Dr. Borenstein:                 Yeah, very, very, very helpful. It gives much really good sense. And are you able to tailor the videos to the individual needs of each person? So if somebody is afraid of, the example you gave of a boy asking a girl for a date, or somebody's afraid of being peer pressured into doing something they otherwise didn't want to do. Are you able to then tailor it so that you're sort of delving into the specific area that's of concern to that individual?

Dr. Pelcovitz:                      Mm-hmm (affirmative). So we have a lot of options within these environments, but they're finite. And that's something that I'm hoping speaking about next steps and sort of the future of VR research, as software development becomes more accessible to more people, then the hope is that we could develop environments that can be infinitely tailored to different patients so that we can really specific, I mean maybe even change an avatar to look like the girl that rejected them or something like that, or have avatars that actually using artificial intelligence engage with the participant in the genuine way.

Dr. Pelcovitz:                      As far as I know, the technology is not there yet. Or actually I do know that AI, artificial intelligence is not actually integrated into VR in a meaningful way yet, I don't believe. But they ... So right now what we have to do is sort of deal with what we have in front of us, which is like I said, a bunch of different conversation options that are hopefully going to be relevant to the person's anxiety.

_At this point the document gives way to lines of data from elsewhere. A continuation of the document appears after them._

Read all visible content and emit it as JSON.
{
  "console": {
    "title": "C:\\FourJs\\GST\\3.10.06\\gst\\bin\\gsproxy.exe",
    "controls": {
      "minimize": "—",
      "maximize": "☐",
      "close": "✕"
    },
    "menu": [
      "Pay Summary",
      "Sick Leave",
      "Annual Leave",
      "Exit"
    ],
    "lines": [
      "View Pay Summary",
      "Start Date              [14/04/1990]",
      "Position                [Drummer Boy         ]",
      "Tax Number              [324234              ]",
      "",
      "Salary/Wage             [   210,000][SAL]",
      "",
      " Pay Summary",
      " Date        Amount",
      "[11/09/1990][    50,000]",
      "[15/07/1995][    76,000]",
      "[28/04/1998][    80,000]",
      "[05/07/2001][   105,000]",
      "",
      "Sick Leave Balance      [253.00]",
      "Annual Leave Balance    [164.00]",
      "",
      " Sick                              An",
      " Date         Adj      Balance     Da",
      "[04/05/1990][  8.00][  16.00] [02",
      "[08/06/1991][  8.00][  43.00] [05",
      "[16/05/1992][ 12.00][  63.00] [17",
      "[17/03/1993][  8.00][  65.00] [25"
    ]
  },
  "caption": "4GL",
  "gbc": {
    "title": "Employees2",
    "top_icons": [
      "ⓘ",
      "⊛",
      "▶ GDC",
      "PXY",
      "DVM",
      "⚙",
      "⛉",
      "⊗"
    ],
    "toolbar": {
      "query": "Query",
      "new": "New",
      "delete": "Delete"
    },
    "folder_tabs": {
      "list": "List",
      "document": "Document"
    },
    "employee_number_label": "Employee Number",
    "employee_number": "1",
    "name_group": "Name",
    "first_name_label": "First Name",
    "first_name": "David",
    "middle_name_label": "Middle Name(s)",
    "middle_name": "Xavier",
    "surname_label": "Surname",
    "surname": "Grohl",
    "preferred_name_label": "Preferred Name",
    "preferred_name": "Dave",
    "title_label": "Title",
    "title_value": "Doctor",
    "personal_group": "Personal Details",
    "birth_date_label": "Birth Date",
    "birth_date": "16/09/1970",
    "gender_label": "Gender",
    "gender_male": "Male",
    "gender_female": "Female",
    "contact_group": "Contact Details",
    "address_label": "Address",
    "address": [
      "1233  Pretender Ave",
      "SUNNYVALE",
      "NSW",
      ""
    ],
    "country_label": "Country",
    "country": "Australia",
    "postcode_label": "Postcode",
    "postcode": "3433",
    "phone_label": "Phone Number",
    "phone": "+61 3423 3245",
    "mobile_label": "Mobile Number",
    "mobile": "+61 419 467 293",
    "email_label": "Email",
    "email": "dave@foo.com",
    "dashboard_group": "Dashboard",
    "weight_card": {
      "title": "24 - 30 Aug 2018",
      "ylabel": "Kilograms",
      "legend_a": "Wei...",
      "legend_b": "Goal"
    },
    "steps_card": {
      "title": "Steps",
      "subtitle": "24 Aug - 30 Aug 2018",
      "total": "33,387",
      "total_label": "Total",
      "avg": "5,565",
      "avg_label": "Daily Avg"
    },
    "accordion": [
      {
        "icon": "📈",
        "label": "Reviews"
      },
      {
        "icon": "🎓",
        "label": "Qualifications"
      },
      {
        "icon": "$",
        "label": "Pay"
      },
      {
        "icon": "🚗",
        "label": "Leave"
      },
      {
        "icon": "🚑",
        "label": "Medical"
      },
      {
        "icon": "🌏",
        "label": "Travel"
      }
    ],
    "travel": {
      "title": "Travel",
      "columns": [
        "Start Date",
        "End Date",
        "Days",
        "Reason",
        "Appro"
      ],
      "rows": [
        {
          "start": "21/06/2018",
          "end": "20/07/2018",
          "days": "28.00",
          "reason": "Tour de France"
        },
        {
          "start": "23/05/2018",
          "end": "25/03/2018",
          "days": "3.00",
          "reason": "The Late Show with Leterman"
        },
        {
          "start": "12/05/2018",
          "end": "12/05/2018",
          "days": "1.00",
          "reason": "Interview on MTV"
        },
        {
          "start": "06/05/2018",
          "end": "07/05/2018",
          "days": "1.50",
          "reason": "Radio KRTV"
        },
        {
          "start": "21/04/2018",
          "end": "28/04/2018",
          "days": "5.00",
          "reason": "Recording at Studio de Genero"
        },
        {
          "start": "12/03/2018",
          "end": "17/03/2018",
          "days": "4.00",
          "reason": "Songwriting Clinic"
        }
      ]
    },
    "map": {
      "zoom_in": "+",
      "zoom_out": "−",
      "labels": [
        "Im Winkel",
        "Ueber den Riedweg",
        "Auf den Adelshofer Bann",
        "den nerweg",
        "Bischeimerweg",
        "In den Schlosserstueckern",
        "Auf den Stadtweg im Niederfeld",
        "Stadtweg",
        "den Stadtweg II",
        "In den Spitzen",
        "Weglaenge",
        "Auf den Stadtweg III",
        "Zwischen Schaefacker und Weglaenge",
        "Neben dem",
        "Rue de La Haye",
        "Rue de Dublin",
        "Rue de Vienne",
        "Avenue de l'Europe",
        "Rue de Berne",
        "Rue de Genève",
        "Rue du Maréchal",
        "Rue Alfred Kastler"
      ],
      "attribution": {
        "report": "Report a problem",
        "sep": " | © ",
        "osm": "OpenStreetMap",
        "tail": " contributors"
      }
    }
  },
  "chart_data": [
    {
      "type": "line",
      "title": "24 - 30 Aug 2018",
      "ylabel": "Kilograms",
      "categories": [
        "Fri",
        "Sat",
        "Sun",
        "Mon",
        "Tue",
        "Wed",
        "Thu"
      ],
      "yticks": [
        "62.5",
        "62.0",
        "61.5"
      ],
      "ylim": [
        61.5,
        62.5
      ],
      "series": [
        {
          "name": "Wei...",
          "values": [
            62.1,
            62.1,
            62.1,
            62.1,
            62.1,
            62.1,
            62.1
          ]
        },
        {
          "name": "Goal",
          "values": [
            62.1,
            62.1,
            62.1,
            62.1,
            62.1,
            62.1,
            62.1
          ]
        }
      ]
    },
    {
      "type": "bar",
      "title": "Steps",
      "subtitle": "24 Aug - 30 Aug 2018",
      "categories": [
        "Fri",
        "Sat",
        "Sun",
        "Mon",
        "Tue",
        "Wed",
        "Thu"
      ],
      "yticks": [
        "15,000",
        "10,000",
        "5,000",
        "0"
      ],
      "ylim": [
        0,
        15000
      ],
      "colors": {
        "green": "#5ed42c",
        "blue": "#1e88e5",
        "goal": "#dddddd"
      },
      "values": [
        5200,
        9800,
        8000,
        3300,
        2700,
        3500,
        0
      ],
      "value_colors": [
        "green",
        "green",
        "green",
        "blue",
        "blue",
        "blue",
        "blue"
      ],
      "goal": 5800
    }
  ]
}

Dr. Pelcovitz:                      I can tell you anecdotally, again, I can't speak to actual results, but I did have a participant who just this wasn't relevant to. The party environment just wasn't something that felt relevant to her life particularly. But she still reported experiencing the fear learning that we talked about, the experience of being in that uncomfortable situation, experiencing the anxiety of being in that situation, and then the habituation and reduced arousal over time.

Dr. Pelcovitz:                      So even though we weren't able to tailor the environment perfectly and it wasn't so realistic to the things that she was struggling with, she still experienced some reported anecdotal benefit from it.

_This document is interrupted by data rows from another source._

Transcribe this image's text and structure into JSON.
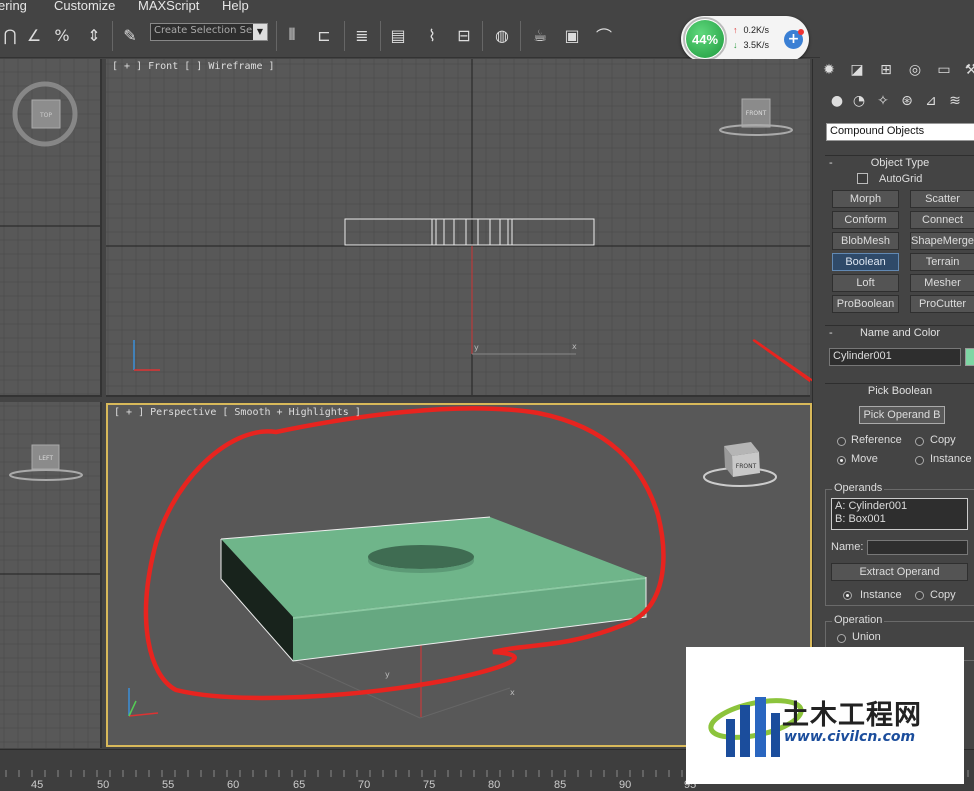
{
  "menu": [
    "ering",
    "Customize",
    "MAXScript",
    "Help"
  ],
  "toolbar": {
    "selection_set_placeholder": "Create Selection Se",
    "icons": [
      "magnet-icon",
      "angle-snap-icon",
      "percent-snap-icon",
      "spinner-snap-icon",
      "edit-named-selection-icon",
      "mirror-icon",
      "align-icon",
      "layer-manager-icon",
      "scene-explorer-icon",
      "curve-editor-icon",
      "schematic-view-icon",
      "material-editor-icon",
      "render-setup-icon",
      "rendered-frame-icon",
      "render-icon"
    ]
  },
  "network": {
    "percent": "44%",
    "upload": "0.2K/s",
    "download": "3.5K/s",
    "colors": {
      "ring": "#2aa84a",
      "plus": "#3a7fd4"
    }
  },
  "viewports": {
    "top": {
      "cube_label": "TOP"
    },
    "front": {
      "label": "[ + ] Front [ ] Wireframe ]",
      "cube_label": "FRONT"
    },
    "left": {
      "cube_label": "LEFT"
    },
    "perspective": {
      "label": "[ + ] Perspective [ Smooth + Highlights ]",
      "cube_label": "FRONT",
      "object_color": "#6fb58a",
      "annotation_color": "#e8241f"
    }
  },
  "ruler": {
    "ticks": [
      "45",
      "50",
      "55",
      "60",
      "65",
      "70",
      "75",
      "80",
      "85",
      "90",
      "95"
    ]
  },
  "panel": {
    "tabs": [
      "create-tab-icon",
      "modify-tab-icon",
      "hierarchy-tab-icon",
      "motion-tab-icon",
      "display-tab-icon",
      "utilities-tab-icon"
    ],
    "subtabs": [
      "geometry-icon",
      "shapes-icon",
      "lights-icon",
      "cameras-icon",
      "helpers-icon",
      "space-warps-icon"
    ],
    "category": "Compound Objects",
    "object_type": {
      "header": "Object Type",
      "autogrid": "AutoGrid",
      "buttons": [
        "Morph",
        "Scatter",
        "Conform",
        "Connect",
        "BlobMesh",
        "ShapeMerge",
        "Boolean",
        "Terrain",
        "Loft",
        "Mesher",
        "ProBoolean",
        "ProCutter"
      ],
      "active": "Boolean"
    },
    "name_color": {
      "header": "Name and Color",
      "name": "Cylinder001",
      "swatch": "#7fd6a4"
    },
    "pick_boolean": {
      "header": "Pick Boolean",
      "button": "Pick Operand B",
      "options": [
        "Reference",
        "Copy",
        "Move",
        "Instance"
      ],
      "selected": "Move"
    },
    "operands": {
      "header": "Operands",
      "items": [
        "A: Cylinder001",
        "B: Box001"
      ],
      "name_label": "Name:",
      "extract_button": "Extract Operand",
      "extract_options": [
        "Instance",
        "Copy"
      ],
      "extract_selected": "Instance"
    },
    "operation": {
      "header": "Operation",
      "first": "Union"
    }
  },
  "watermark": {
    "title": "土木工程网",
    "url": "www.civilcn.com"
  }
}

Dr. Borenstein:                 Well, I have a feeling that over time many people will benefit from this. I think it's wonderful that you are really making use of new technology to help our field in developing new and better ways to help young people. So I just want to thank you Michelle for the work that you're doing and for sharing that with us today. And I'm looking forward to hearing more about it as the results come in. So thank you very, very much.

Dr. Pelcovitz:                      Thank you so much for an interesting discussion and for having me. And I hope that everyone enjoyed.

Dr. Borenstein:                 I certainly did, and I'll speak to everyone saying that I believe they did too.

Dr. Pelcovitz:                      Thank you.

Dr. Borenstein:                 And as an aside. You're certainly a better psychologist, researcher, and clinician than actress, but your acting really was pretty good as well, so.

Dr. Pelcovitz:                      Thank you. Thank you. I've had [inaudible 00:59:37]. Thank you.

Dr. Borenstein:                 I also want to thank everybody who joined us today. All of the research we fund is made possible through private donations. So please consider making a gift by visiting bbrfoundation.org, or call us at 1-800-829-8289. This webinar has been recorded. If you've missed any portion of this presentation, or would like to share it with family or friends, please visit the events and webinar page on our website.

Dr. Borenstein: I hope you'll join us again next month when Dr. Cynthia Bulik, Distinguished Professor of Eating Disorders in the Department of Psychiatry at the University of North Carolina at Chapel Hill School of Medicine, Professor of Nutrition at the Gillings School of Global Public Health, and Founding Director of the UNC Center of Excellence for Eating Disorders will present Changing the Way the World Thinks about Eating Disorders. This will take place on Tuesday December 10th at 2:00 PM Eastern Time. Once again thank you for joining us. Have a nice day. Take care.